Lastly, during the installation process, we should have the option of a basic default configuration, e.g. we have llama.cpp as a sub-repo, and compile that with the right flags, and download a 'decent' model based on the users GPU. Maybe Phi-3 for Intel CPU only, LLama-3 8B for Mac and regular gaming GPUs, and Llama-3 70B for people who have invested wayyyyy too much on LLM hardware...
The user could also choose not to install a backend, is they wanted to use commercial API. Maybe we could at this point store tokens as environment variables, so nothing is accidentally save to the repo?
To me, the key is that there are lots of ways to use a third-party OpenAI-compatible API, or to run an OpenAI-compatible API locally, including llama.cpp, kobold.cpp, ollama, KoboldAI, LocalAI (quite complete, including tts and stt), OpenedAI-speech (just the TTS/STT parts), vllm, etc., and so just using that API externally, or providing that API simply and easily if someone doesn't already have a suitable API of their own set up already, is probably the best route.
I think that's OK for the LLM (as few people can run 70B or even Nous Capybara), but I think that running whisper and TTS locally would be a fair requirement. I understand that there are already ASR and TTS plugings to SillyTavern etc, and I don't want to be just an alternative to those projects.

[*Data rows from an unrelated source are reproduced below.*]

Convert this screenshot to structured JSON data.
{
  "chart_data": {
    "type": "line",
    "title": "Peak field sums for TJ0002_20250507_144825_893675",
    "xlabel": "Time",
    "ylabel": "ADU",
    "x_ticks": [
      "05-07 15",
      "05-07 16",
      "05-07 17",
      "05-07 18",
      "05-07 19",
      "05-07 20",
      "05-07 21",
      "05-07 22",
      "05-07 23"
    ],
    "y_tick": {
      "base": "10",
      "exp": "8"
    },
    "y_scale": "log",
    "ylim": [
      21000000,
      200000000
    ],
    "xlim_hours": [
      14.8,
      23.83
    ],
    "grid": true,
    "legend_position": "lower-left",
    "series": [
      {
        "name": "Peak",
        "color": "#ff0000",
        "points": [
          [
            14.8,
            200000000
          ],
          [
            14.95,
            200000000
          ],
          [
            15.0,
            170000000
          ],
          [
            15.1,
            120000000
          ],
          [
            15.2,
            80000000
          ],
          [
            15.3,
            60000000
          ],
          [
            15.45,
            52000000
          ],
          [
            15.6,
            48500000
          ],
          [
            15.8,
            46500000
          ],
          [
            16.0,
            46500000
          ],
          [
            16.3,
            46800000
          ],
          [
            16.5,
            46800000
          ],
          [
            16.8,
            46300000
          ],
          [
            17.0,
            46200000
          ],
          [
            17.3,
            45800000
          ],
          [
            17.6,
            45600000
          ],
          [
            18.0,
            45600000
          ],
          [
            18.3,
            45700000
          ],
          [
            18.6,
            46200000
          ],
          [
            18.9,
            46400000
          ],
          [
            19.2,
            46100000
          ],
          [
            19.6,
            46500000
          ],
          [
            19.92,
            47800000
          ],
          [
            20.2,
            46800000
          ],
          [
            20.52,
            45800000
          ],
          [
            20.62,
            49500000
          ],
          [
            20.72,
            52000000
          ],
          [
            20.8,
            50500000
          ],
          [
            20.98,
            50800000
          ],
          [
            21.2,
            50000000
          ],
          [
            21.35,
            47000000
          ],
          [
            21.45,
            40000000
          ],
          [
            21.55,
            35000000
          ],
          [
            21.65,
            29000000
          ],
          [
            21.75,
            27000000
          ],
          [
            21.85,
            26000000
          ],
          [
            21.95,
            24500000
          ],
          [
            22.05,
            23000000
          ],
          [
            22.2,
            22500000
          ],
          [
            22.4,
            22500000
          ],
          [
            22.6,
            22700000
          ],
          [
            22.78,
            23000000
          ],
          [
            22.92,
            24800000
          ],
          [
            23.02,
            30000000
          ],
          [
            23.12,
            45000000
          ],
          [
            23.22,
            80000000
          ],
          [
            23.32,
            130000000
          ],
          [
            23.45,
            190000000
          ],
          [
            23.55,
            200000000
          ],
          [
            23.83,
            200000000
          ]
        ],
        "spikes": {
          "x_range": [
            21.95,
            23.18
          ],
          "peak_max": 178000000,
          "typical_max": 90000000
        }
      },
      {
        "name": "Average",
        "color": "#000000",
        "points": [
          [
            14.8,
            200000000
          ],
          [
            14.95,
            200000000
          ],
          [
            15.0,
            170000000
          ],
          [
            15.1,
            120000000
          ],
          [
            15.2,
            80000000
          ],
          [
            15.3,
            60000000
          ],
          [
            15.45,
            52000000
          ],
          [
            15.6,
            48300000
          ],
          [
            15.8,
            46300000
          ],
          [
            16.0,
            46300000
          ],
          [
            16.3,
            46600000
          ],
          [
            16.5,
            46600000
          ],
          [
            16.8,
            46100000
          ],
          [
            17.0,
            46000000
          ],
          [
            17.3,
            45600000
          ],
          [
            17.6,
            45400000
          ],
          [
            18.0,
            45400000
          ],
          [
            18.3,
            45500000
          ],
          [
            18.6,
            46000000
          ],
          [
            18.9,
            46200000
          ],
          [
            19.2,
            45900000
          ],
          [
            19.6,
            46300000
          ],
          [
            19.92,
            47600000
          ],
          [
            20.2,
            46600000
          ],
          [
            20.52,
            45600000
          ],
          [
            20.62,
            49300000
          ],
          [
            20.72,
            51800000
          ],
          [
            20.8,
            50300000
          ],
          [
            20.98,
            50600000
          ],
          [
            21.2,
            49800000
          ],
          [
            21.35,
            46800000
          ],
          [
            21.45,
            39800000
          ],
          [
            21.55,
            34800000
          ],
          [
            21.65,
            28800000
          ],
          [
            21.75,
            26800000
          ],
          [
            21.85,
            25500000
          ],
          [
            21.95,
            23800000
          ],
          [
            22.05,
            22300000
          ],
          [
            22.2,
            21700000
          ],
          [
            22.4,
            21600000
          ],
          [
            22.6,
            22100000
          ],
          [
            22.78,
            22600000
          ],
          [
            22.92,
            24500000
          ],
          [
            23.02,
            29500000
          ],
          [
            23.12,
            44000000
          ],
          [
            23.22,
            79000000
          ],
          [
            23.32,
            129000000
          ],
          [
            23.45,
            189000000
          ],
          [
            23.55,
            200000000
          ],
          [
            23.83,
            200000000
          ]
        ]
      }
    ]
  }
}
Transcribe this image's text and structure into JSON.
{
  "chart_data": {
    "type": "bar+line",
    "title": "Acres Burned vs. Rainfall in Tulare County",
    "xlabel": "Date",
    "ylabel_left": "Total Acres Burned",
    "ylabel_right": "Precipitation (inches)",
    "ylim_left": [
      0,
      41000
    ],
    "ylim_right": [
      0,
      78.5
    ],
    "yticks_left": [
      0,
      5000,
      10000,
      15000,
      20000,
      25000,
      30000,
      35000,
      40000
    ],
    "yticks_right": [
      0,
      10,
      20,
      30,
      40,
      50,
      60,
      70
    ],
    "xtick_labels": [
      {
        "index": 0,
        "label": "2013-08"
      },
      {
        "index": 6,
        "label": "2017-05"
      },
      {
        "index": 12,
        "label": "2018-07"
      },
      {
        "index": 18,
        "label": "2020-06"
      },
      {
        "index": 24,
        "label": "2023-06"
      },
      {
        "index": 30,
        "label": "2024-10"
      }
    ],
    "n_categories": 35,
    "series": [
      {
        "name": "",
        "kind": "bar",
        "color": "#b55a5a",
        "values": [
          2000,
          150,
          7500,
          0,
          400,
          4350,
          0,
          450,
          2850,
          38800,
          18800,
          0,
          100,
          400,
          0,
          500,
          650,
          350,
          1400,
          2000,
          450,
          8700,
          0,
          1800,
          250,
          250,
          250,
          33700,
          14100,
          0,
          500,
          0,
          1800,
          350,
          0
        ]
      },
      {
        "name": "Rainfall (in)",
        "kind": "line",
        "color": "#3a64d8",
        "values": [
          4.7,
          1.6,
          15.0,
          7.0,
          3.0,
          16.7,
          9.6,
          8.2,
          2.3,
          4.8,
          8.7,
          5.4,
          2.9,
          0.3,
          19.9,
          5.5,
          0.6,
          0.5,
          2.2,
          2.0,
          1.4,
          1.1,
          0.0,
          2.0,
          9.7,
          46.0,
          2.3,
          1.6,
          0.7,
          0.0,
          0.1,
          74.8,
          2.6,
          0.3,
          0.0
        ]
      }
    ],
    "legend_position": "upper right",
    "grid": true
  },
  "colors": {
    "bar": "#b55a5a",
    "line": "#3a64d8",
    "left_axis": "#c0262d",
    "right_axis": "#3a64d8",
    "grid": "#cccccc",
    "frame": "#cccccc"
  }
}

This project should really be focused on making GLaDOS incredibly clever and interactive (real-time vision and ability to interrupt the user etc), not necessarily to make it as widely adopted as possible just yet. That will come naturally as Microsoft 'AI PC'-ready hardware with 40+ TOPS become standard.
I just pushed some big changes that overlap with some of the changes here, such as:
- YAML config file
- separating GLaDOS from the LLM
- Use any LLM API
- better organisation with optional submodules
Still looking forward to your PR, or smaller PRs for specific fixes/functionality.
I will close this PR, as I understand that most of the features are now in main. I would welcome small PRs that cover the other features though!